Odierno acknowledged that the violence had risen again in May compared to April, despite the ongoing US troop increase launched in January.

Meanwhile, the hunt intensified for five Britons who were snatched at gunpoint from a finance ministry building in the capital earlier this week, in an abduction that has been blamed on Baghdad's Shiite militias.

US forces detained two suspects in a raid on Sadr City, the eastern Baghdad bastion of Shiite cleric Moqtada al-Sadr's Mahdi Army, but it was not clear whether this operation was linked to the missing Britons.

Two US soldiers were killed by a roadside bomb on Wednesday in the southwest corner of the capital, a ward of battered neighbourhoods that has seen intense fighting recently. A separate blast that day killed two others on foot patrol.

Another soldier was killed earlier this week by a roadside blast northwest of the capital, and a US soldier died of "non-battle related causes," the military also announced on Thursday.

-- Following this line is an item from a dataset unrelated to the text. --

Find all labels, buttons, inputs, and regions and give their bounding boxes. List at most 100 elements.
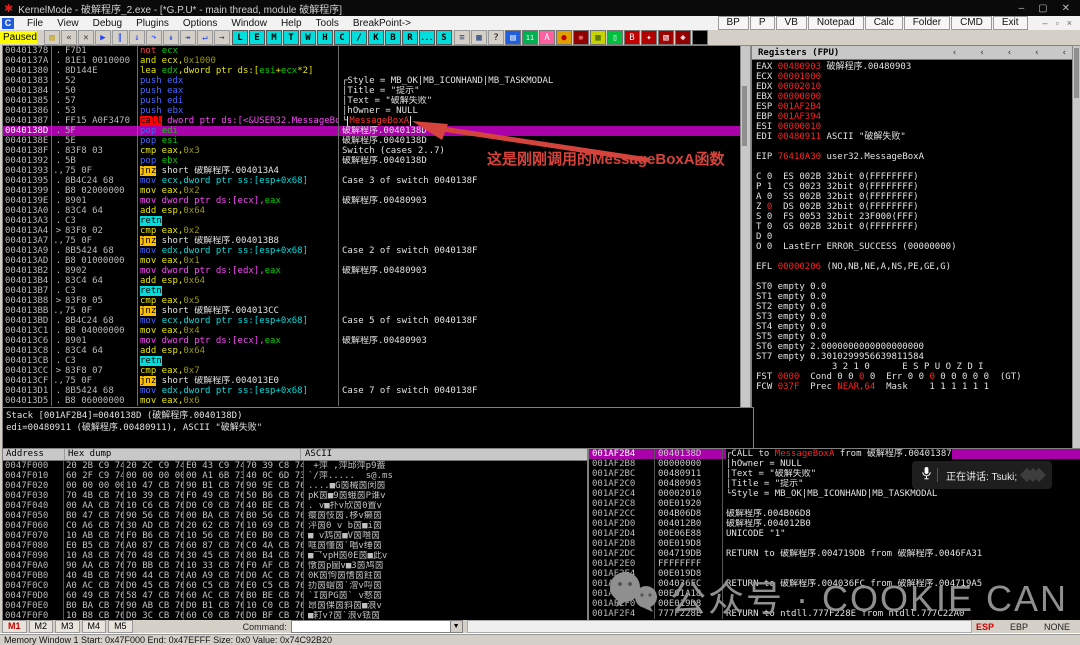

The latest deaths bring US casualties for the month to 119, the most since November 2004 when marines launched a full-scale invasion to retake the city of Fallujah in the volatile western Anbar province.

Unlike in Fallujah, US forces have fought no major set-piece encounters in May, but instead have been fanning out through Baghdad and a belt of flashpoint towns around the capital in a bid to quell sectarian violence.

"First and foremost, it's been a tough month," Brigadier General Perry Wiggins, deputy director of regional operations with the US Joint Chiefs of Staff, told reporters at a Defence Department briefing on Wednesday.

"We're moving into places where we haven't been, not necessarily before."

April was also bloody for the US-led coalition, with 104 deaths. Taken together, the two past months have been the deadliest since the March 2003 invasion that toppled Saddam Hussein.

The news will increase pressure on US President George W. Bush, who has already seen domestic support for his war strategy fall to an all-time low and is facing calls to set a timetable for troops withdrawals.

May's casualties coincide with a "surge" in US reinforcements, which is due to peak next month. Under this plan, US and Iraqi troops are basing themselves in relatively exposed patrol bases in order to control Baghdad street by street.

US commander General David Petraeus hopes that the surge will provide breathing space for Prime Minister Nuri al-Maliki's government, allowing him to push through laws to underpin a programme of national reconciliation.

The continuing instability of the capital was driven home Tuesday when a squad of gunmen in police uniforms stormed a finance ministry building and dragged off five British visitors.

The Britons are still missing amid fears they have fallen into the hands of one of the Shiite militia groups that have infiltrated Iraq's police.

Violence continued in Iraq, even in Anbar province where recent attacks had declined following a decision by tribes there to fight Al-Qaeda led insurgents.

Six people were killed in Ramadi when a suicide car bomb exploded, apparently targeting the local mobile phone infrastructure.

"A suicide bomber blew himself up near the Iraqna mobile service tower killing six people, including three police guards," said Lieutenant Colonel Jubeir al-Dulaimi.

In nearby Fallujah, which has remained home to a stubborn insurgency, a checkpoint in a northeast neighbourhood was attacked by small arms fire and a man wearing a belt of explosives, killing one policeman.

In the northern city of Kirkuk a bomb killed one person while police in Mosul found five corpses, three in army uniforms.

The US State Department reported two of its Iraqi employees missing in Baghdad days after Al-Qaeda in Iraq issued an unverified statement that it had killed two local US embassy employees.